I feel a rush of excitement when I read a book and walk away understanding myself just a little bit more. Quiet by Susan Cain, for example, was one of those books. At a party at a friend’s place, as I excitedly explained the basic premise the book to a friend, he seemed unimpressed. His reason was, “I don’t like these labels – introvert, extrovert. They only keep people in their comfort zones.” I understand what my friend was talking about. A label can make you feel secure but it can also be used as a shield to hide from the world. In my experience, this is no reason to run away from labels because if used the right way, they can empower you like nothing else.

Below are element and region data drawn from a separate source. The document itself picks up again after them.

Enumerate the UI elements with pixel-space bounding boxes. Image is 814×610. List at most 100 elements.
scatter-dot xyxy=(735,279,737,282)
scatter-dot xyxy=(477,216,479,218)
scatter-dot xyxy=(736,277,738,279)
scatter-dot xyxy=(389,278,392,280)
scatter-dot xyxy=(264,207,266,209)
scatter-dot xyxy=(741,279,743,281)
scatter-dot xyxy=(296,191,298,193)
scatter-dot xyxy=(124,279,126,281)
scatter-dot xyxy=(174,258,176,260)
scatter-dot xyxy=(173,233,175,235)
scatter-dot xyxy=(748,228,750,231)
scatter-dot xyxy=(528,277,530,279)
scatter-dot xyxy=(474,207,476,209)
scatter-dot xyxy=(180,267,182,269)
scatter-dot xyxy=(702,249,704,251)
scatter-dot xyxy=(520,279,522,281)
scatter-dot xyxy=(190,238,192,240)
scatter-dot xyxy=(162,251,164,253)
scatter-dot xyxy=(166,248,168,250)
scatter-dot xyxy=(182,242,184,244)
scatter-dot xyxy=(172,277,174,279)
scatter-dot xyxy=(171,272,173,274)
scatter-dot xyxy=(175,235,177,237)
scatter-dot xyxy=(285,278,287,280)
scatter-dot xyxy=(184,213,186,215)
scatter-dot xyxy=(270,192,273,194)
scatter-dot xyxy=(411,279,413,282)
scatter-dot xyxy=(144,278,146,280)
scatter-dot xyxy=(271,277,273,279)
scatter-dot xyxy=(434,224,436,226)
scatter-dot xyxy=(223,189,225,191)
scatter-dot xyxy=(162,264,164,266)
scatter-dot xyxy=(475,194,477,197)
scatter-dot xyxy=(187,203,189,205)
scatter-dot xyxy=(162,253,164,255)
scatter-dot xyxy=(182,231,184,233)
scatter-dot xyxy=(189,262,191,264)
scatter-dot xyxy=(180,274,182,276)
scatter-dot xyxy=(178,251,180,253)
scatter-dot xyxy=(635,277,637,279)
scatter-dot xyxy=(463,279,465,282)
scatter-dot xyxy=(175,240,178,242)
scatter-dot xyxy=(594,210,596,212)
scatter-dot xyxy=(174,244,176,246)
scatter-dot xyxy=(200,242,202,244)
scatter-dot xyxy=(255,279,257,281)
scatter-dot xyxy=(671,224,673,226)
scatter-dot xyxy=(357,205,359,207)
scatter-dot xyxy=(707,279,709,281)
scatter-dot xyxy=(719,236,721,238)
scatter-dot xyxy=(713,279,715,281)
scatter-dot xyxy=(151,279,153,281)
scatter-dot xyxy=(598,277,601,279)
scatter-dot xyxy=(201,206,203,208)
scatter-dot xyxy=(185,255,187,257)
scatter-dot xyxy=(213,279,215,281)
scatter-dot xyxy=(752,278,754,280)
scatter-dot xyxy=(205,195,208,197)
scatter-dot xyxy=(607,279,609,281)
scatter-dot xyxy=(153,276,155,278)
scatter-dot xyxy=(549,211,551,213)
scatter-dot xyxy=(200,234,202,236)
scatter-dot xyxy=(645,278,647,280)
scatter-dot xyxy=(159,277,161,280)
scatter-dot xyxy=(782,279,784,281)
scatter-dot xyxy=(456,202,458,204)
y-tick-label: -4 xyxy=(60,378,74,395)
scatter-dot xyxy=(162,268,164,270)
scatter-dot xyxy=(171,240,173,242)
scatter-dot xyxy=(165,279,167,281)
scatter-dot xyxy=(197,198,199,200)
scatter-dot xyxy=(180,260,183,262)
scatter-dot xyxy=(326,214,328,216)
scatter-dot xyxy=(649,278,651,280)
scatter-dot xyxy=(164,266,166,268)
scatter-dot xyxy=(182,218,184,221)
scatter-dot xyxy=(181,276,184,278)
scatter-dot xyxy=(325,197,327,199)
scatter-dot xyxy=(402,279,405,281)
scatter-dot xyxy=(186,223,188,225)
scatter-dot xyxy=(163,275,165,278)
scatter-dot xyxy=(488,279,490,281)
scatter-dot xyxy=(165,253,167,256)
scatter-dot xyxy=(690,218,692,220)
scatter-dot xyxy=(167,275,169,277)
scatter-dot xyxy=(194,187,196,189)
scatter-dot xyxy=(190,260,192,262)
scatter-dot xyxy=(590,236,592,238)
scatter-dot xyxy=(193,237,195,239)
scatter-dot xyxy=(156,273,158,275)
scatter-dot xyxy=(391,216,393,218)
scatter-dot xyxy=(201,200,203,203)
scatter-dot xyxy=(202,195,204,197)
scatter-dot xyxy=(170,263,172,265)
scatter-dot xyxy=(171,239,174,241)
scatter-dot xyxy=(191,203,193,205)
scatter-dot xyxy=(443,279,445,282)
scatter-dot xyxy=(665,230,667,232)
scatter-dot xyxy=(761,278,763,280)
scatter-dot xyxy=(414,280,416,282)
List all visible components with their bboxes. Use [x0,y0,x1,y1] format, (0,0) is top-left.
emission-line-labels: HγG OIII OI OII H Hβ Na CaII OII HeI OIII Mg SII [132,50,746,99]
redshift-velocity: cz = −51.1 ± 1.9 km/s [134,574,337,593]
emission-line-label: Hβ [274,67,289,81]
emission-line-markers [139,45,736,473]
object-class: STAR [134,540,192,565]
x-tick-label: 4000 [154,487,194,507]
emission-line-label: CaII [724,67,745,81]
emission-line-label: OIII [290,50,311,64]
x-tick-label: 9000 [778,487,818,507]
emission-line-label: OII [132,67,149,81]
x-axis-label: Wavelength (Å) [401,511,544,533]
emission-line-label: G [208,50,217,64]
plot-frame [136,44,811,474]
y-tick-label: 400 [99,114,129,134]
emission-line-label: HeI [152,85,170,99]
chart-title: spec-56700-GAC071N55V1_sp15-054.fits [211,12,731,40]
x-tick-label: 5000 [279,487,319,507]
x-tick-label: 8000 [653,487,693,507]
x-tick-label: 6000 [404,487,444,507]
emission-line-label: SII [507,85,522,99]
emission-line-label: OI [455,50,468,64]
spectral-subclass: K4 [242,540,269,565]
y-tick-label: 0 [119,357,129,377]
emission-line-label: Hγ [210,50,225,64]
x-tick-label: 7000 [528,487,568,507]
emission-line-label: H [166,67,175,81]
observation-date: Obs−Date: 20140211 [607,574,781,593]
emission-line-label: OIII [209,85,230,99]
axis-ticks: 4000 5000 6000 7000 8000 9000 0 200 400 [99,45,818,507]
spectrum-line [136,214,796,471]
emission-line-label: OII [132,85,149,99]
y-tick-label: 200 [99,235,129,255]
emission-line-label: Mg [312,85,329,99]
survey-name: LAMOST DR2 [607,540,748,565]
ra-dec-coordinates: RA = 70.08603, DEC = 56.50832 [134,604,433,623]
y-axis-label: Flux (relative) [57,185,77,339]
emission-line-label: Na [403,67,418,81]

My journey of self-actualization began with a label. Diagnosed with ADHD at age 29, it was both a shock and a relief. A life of living outside my comfort zone had left me exhausted, on-edge and incapable of self compassion. The label was a warm blanket on a bitterly cold day. It was a kind and compassionate explanation for my constant struggle to stay focused, contain the chaos and manage my time. Through therapy, I began to understand my own biology and recognize my strengths and weaknesses clearly. The months following my diagnosis were full of AHA moments and for a while it seemed like I was invincible. What I didn’t realize at the time was that life with a label can be an emotional rollercoaster – One minute you’re on top of the world and the next, you’re plummeting to despair.
What didn’t change about me after the diagnosis was the fact that I would remain the way I was. That “try harder” as a personal mantra would be even less effective than it was before because this time I knew it wouldn’t really work. I would continue to wake up with morning brain fog, amble through the day unfocused with my thoughts racing from one target to another and I would struggle to calm my mind down when it was time to unwind and go to sleep. There were days I wished I didn’t learn this truth about myself. At least I could have used the potent power of adrenaline and shaming to get things done like I did when I went to graduate school to get my Masters degree. I began to feel stifled by the label and cast it off for a while. I acknowledged I had ADHD but I just didn’t know what I could do with it. It made me feel sad and defeated.
It wasn’t until I met my tribe that I began to see how labels can empower.
I met my friend Eric Tivers at an event in Chicago where Brene Brown was speaking about her latest book, Rising Strong. Eric is a licensed clinical social worker and the host of a podcast called ADHD reWired. I reached out to him right after the event and in the most uncharacteristic fashion, signed up to join his ADHD reWired Coaching & Accountability Group. I am notorious in my family for what my aunt calls, “Nisha’s five year plans” – I tend to think for a good five years before buying anything that costs more than $50. This time, after encouragement from my husband and sister I followed my gut and joined this group. Meeting others who shared my condition, who opened to me with vulnerability and received my story with empathy was an eye opening experience. I also joined the ADHD reWired Community on Facebook and it introduced me to people around the world with ADHD who, much like me, were grappling with what it means to live a fuller life with this label. This time around, the label empowered me. It helped me feel less alone. It gave me reason to approach my challenges with creative solutions, ask for help and advocate for myself.
Not all labels are disempowering.
When used incorrectly, you’ll find yourself hiding under the label. You will use it as an excuse to escape reality. You will allow others to keep you small and confined in your comfort zone and build fear in you about anything outside of it. Every misstep will make you retreat into your shell. You’ll refuse help and connection of any kind and struggle with the pain yourself. When you look at yourself you will see only your challenges.
When used correctly, they will anchor you to the reality of your life in a way that you stop asking, “what if I wasn’t this way?” and ask instead, “what can I do with this?” It will stop you from beating yourself up when you feel uncomfortable in certain situations. You’ll look for places to foster connection so that you feel less alone. It will strengthen your confidence and make you see what’s wonderful about you. Sure, you may find yourself inside your comfort zone on many days but on the odd day that you push yourself, the experience will be sweet and memorable.
I now wear my label proudly. I am an adult living with ADHD. Others may look at me and see only my struggles but I know now that I am much more than that.